I flashed my badge and, without identifying myself as anything other than an important person, ordered them to go back inside their apartments. Most did, and rather quickly. Except for one.

  “Hi,” he said, looking more alert than most, but likely about twenty-five years old, and probably a graduate student. “I’m the building manager. What’s wrong?”

  “I need to find Aaron Zellis,” I said in an official voice, glancing behind him to make sure there were no phones pointing in our direction. “Police business. You’re the manager? I need you to unlock the door.”

  “Um, I don’t think I can do that,” he frowned.

  “Do you want to go to jail this morning?” I said, giving him my best glower. “Because right now you’re interfering with a criminal investigation. And you may be charged with aiding and abetting a felon.”

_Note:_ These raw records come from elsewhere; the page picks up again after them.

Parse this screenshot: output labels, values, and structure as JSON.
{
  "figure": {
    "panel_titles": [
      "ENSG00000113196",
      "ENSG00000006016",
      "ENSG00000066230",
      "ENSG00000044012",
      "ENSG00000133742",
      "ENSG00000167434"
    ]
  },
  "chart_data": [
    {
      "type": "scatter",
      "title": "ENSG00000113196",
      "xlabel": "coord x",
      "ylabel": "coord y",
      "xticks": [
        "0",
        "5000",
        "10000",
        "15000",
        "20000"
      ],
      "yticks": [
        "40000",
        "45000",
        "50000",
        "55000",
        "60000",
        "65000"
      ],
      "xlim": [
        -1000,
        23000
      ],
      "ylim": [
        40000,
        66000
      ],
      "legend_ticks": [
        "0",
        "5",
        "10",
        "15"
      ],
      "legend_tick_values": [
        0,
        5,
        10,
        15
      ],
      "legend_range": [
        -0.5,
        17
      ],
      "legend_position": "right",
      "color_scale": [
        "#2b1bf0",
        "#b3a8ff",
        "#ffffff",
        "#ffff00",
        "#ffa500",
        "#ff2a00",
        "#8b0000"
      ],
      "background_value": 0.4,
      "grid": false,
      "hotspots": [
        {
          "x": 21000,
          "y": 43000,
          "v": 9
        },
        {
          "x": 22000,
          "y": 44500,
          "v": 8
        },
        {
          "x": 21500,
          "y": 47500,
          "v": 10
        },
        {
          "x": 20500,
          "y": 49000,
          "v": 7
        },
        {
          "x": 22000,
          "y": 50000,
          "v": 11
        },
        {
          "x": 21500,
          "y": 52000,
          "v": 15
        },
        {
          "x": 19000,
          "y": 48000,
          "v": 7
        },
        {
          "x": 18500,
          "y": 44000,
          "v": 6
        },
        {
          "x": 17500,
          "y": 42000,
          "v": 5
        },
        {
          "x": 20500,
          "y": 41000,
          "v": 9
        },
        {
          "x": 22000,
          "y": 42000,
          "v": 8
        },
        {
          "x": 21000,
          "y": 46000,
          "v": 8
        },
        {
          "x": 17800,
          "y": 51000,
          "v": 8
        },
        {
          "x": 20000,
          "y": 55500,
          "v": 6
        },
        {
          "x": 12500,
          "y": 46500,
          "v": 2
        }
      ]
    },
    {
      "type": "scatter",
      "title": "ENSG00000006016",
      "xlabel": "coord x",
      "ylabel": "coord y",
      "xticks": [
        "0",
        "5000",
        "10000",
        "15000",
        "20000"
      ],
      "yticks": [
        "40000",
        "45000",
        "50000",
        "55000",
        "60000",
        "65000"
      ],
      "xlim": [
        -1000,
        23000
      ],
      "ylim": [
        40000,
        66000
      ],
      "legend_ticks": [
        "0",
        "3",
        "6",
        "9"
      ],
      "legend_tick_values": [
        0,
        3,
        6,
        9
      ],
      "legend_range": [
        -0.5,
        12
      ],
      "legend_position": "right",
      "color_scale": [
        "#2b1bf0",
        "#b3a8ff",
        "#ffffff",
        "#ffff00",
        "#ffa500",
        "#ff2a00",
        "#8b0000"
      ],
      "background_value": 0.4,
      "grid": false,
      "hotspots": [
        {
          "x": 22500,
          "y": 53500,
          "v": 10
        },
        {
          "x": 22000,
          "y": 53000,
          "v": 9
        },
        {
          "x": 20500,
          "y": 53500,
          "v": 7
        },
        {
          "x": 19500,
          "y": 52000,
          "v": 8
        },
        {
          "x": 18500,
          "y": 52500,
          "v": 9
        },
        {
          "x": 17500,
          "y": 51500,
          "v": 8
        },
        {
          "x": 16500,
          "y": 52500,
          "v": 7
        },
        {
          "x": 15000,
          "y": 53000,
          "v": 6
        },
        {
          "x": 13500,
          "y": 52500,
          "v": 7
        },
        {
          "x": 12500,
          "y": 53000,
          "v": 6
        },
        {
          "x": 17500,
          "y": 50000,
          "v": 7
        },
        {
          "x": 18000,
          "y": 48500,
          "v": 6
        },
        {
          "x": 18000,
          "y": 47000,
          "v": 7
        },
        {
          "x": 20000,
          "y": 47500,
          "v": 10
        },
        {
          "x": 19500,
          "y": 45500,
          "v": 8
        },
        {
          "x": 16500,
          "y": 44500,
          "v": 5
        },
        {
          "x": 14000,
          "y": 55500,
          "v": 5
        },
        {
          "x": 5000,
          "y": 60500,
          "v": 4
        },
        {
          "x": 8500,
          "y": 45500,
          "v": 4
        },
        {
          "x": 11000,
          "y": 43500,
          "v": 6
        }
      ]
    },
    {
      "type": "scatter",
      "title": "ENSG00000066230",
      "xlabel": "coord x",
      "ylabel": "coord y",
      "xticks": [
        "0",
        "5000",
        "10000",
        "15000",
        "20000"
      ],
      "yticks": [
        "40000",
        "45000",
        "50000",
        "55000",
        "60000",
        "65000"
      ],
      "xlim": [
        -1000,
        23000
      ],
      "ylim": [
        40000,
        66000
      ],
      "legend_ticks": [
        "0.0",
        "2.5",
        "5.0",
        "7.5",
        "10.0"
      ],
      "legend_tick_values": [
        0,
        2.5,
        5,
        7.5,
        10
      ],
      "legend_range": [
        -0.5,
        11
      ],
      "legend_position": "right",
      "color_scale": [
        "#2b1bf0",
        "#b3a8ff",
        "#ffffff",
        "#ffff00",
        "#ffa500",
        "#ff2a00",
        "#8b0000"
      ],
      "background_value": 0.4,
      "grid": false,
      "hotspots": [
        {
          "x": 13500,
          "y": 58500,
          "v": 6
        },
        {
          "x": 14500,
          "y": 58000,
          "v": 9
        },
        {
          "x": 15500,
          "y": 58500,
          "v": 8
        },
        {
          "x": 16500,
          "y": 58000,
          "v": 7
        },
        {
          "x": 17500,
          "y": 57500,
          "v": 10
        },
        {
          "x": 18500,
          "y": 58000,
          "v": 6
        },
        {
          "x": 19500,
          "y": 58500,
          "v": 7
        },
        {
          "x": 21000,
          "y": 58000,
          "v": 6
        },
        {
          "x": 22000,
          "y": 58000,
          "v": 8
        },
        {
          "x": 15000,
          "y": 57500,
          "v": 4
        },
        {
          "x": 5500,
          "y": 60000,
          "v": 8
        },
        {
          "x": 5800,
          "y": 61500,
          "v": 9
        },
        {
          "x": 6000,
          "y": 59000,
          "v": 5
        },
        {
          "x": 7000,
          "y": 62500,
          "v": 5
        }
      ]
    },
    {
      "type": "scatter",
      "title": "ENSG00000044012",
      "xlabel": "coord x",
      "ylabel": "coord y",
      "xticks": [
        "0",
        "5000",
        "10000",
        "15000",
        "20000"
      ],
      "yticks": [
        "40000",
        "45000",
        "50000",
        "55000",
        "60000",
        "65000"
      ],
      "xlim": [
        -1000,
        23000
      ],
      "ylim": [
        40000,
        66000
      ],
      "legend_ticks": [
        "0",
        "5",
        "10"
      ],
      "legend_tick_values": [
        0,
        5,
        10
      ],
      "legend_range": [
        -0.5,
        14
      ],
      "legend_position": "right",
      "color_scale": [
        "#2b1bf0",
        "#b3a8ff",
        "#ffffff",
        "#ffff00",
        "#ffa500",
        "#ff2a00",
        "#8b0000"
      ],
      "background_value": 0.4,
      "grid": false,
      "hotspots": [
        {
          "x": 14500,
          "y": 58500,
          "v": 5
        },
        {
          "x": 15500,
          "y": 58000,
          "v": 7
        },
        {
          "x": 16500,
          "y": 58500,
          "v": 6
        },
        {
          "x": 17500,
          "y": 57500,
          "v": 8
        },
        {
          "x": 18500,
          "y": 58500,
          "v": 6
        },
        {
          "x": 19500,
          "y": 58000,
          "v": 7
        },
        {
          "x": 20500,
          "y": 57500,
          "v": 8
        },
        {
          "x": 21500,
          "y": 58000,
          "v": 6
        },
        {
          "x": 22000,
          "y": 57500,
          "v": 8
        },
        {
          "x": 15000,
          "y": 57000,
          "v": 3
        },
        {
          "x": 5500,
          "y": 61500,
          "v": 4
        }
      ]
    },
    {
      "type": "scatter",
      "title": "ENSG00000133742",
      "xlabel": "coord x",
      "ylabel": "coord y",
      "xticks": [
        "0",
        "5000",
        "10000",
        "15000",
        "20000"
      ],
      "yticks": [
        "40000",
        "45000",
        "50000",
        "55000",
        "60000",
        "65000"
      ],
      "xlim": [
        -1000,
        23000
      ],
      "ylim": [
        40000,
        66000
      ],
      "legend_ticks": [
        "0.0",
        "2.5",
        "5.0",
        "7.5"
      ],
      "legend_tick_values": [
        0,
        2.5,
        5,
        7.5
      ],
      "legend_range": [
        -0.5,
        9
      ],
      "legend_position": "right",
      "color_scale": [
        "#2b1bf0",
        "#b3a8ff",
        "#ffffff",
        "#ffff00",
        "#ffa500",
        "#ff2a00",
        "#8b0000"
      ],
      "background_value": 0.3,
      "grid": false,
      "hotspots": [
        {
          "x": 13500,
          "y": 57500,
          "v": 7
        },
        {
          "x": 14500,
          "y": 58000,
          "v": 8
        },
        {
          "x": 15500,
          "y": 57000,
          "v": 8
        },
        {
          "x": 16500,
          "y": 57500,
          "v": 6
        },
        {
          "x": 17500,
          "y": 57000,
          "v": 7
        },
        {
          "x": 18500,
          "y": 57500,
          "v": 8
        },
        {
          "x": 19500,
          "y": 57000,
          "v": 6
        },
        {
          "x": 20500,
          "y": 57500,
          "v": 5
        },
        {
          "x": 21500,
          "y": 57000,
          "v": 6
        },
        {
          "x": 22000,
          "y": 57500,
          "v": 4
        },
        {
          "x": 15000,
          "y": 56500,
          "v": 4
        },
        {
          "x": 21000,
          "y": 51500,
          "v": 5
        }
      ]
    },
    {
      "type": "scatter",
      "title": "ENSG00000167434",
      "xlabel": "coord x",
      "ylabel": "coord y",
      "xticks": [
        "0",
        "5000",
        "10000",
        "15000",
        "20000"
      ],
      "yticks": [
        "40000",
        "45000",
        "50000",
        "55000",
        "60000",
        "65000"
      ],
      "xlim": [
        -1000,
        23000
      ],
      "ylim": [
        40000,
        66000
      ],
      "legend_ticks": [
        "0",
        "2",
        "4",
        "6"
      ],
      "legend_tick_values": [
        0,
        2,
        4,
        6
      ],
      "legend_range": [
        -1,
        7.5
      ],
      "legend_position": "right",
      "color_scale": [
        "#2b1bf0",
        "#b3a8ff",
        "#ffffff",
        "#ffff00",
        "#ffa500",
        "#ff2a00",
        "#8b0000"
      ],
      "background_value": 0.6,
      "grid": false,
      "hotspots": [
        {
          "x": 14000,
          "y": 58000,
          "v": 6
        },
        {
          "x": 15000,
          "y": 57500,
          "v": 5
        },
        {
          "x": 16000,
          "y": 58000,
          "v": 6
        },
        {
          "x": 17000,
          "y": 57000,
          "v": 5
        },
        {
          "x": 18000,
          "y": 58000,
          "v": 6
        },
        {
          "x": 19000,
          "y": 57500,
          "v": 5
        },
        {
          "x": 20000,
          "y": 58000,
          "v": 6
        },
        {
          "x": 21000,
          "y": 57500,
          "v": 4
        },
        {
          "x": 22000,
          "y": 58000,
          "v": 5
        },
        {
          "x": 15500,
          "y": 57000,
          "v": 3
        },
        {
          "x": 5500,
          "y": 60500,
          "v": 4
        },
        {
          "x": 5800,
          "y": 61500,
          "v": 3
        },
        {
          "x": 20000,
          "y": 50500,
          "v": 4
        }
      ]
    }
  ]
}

  “A felon? Aaron?” he said, trying to process this. “You’re kidding.”

  “I’m not kidding and I don’t have time to waste. If you don’t open this door right now, there may be criminal charges filed,” I declared, not bothering to clarify that right now, the only crime being committed was by me, impersonating a police officer.

  “Okay, okay,” he finally said and reached into his pocket for a set of keys. He fumbled with them until he settled on the proper key, slipped it into the deadbolt and unlocked the door. He pushed open the door and started to go inside, but I put a hand on his shoulder.

  “That’s all. I’ll take it from here.”

  Nodding, he continued to look a bit confused, not entirely sure he was doing the right thing by following my orders, not entirely sure what other options were at his disposal. I entered the apartment and told him to go back to his own unit. I shut the door behind me and flipped the deadbolt closed to emphasize my point. I had briefly thought of ordering him not to say anything to anyone, but that alone might be enough to elevate his concerns to the point where he might actually go and say something to someone. Like the LAPD.